Question

A finite square grid with each link having resistance $r$ is fitted in a resistanceless conducting circular wire. The equivalent resistance between $\text{A}$ and $\text{B}$ will be:
$($Given, $r=80/7\Omega )$

• A. $6\Omega$
• B. $8\Omega$
• C. $12\Omega$
• D. $15\Omega$

Answer 1

The correct option is A $6\Omega$

The circular wire is a resistance less conducting wire, hence all points lying on it will have the same potential.

Also, the square grid have symmetric arrangements of component segments (links) with respect to point $\text{A}$ and $\text{B}$, thus all points at symmetric/equivalent position w.r.t $\text{A}$ and $\text{B}$ will have same electric potential.

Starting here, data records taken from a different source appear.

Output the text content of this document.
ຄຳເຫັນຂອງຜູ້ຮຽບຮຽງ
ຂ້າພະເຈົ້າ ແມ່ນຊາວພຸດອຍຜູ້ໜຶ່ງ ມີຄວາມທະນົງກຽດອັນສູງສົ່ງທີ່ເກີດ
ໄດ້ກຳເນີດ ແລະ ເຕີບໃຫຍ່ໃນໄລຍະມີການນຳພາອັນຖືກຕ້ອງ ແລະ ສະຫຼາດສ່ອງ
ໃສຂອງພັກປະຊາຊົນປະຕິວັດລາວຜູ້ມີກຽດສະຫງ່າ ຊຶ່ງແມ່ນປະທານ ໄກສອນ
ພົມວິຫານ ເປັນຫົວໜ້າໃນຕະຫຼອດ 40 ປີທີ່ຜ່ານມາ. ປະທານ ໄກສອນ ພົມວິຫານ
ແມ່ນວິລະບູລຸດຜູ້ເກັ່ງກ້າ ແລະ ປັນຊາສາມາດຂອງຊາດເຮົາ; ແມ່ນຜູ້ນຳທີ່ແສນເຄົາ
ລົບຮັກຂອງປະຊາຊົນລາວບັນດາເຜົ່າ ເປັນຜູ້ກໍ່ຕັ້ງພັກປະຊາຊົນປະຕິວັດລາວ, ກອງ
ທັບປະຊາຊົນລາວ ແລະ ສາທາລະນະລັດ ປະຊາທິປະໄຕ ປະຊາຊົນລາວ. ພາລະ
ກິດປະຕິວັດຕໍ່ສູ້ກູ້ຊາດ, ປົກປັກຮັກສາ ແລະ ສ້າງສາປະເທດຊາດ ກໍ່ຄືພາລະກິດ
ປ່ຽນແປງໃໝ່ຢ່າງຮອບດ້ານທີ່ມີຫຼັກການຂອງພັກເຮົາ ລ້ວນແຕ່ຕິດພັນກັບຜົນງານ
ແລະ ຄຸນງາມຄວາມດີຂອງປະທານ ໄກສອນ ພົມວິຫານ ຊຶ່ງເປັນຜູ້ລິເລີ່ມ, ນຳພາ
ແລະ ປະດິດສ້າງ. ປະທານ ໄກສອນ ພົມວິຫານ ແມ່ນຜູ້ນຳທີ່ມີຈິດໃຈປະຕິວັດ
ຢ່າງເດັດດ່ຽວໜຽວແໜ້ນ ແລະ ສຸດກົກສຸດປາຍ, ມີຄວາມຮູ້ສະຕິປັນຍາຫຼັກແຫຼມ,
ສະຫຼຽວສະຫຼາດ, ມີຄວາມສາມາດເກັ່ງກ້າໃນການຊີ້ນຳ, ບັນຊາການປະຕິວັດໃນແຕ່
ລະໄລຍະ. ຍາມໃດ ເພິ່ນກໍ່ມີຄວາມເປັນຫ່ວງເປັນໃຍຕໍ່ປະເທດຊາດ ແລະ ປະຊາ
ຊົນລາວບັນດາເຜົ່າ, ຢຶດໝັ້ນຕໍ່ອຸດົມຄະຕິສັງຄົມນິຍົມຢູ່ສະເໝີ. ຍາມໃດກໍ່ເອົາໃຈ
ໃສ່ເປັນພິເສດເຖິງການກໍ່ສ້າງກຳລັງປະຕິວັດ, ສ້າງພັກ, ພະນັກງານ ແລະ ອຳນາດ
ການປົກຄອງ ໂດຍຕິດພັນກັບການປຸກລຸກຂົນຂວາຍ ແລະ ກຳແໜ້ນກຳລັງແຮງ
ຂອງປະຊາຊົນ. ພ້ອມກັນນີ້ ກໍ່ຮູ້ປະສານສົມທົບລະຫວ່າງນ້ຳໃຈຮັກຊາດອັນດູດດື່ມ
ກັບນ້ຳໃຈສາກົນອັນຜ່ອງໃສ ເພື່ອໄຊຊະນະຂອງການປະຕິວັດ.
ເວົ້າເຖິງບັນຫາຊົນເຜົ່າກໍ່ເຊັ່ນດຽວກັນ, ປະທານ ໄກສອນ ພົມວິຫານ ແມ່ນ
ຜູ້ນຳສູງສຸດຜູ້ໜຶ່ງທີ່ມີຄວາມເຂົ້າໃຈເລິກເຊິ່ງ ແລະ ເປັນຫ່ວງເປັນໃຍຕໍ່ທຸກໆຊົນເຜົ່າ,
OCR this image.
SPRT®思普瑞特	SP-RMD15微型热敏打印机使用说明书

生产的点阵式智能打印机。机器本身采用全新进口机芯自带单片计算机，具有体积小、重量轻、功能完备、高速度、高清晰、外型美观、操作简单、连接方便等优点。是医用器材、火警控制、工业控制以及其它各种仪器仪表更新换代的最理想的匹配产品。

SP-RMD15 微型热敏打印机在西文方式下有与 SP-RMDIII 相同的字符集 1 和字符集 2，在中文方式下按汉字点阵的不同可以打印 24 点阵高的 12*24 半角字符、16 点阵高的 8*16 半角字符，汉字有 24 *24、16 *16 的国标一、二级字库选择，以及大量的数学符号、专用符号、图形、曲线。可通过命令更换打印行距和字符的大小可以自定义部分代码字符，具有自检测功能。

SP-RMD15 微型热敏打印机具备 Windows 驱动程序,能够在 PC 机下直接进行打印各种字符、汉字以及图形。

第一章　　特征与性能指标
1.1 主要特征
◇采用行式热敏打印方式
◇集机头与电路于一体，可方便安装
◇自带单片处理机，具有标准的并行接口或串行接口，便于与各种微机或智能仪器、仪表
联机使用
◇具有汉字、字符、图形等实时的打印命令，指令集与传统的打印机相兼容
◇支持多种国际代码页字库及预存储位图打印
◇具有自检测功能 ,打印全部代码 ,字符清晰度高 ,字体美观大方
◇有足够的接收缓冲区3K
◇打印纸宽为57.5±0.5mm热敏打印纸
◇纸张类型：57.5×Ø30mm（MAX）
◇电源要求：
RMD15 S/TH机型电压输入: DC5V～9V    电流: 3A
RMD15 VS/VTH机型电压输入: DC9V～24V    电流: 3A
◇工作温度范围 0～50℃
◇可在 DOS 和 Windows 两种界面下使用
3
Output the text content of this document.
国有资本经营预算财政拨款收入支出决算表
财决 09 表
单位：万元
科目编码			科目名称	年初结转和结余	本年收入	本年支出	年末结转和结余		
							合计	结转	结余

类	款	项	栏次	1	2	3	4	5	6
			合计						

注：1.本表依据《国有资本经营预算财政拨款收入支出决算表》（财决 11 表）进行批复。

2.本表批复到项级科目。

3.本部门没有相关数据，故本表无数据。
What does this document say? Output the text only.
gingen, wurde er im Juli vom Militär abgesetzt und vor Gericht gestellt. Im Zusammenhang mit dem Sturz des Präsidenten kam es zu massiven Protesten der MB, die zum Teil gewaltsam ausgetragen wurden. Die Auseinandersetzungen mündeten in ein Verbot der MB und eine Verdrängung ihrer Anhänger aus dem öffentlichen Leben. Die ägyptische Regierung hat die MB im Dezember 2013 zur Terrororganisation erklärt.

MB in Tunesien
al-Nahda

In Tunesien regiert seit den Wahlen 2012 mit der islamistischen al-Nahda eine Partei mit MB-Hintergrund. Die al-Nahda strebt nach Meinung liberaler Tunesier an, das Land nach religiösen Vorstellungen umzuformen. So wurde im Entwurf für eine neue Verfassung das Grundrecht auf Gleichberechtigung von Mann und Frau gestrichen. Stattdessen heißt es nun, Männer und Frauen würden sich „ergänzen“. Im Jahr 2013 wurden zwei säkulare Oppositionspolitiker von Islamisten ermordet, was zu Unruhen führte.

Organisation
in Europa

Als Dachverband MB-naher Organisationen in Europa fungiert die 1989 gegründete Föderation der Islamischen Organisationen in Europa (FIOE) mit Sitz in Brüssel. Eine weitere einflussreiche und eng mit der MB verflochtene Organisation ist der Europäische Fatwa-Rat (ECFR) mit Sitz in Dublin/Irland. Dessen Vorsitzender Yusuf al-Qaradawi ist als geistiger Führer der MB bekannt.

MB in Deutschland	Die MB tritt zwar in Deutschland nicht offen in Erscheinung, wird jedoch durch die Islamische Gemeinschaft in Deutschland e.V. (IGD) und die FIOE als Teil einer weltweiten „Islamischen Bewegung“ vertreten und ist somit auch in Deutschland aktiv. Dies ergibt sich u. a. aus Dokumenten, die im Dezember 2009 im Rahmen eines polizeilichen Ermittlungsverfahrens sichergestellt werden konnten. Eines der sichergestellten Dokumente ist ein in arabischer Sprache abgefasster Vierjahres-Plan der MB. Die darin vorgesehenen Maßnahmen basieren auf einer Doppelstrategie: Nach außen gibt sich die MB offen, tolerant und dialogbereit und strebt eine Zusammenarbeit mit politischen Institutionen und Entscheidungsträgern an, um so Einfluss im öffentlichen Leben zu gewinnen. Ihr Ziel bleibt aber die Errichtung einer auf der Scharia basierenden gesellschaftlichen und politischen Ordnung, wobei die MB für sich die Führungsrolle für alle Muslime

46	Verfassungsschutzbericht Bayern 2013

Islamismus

We can observe from above diagram that points $(9,10),(11,12),(13,14)$ & $(15,16)$ are at equivalent or identical position w.r.t $\text{A}$.

Hence, $(9,10,11,12,13,14,15,16)$ will have same potential.

Similarly, points $(5,6,7,8)$ are at identical position w.r.t $\text{B}$. Hence, they will be at same potential.

Also points $(1,2,3,4)$ will be at same potential, as they are at symmetric position w.r.t $\text{B}$.

Again points $(17,18,19,20)$ being at symmetrical location w.r.t $\text{B}$ will have same potential.

Now redrawing the circuit with each segment having resistance $r$.


Here $a\to (9,10,11,12,13,14,15,16)$
$b\to (5,6,7,8)$
$c\to (17,18,19,20)$
$d\to (1,2,3,4)$

We can just count the number of respective resistance connected between these points and redrawing the circuit with effective resistance.


The equivalent resistance $R_{eq}$ between $\text{A}$ and $\text{B}$ will be

$R_{eq}=\frac{r}{8}+\frac{\left(3r/8\right)\left(r/4\right)}{\left(3r/8\right)+\left(r/4\right)}+\frac{r}{4}$

$\Rightarrow R_{eq}=\frac{r}{8}+\frac{3r}{20}+\frac{r}{4}$

$\Rightarrow R_{eq}=\frac{21r}{40}=\frac{21}{40}\times \frac{80}{7}(\because r=80/7\Omega )$

$\therefore R_{eq}=6\Omega$

Hence, option $\left(a\right)$ is correct.

Why this question ? It intends to challenge the identification of points located at symmetric or equivalent position in a complex geometric pattern and offers a lot of learning !!! Tip: Point $\text{B}$ in the grid is a central point, and due to conducting circular wire circumscribing grid, the corner points become equivalent to point $\text{A}$. Thus whole grid can be simplified by observing equipotential points.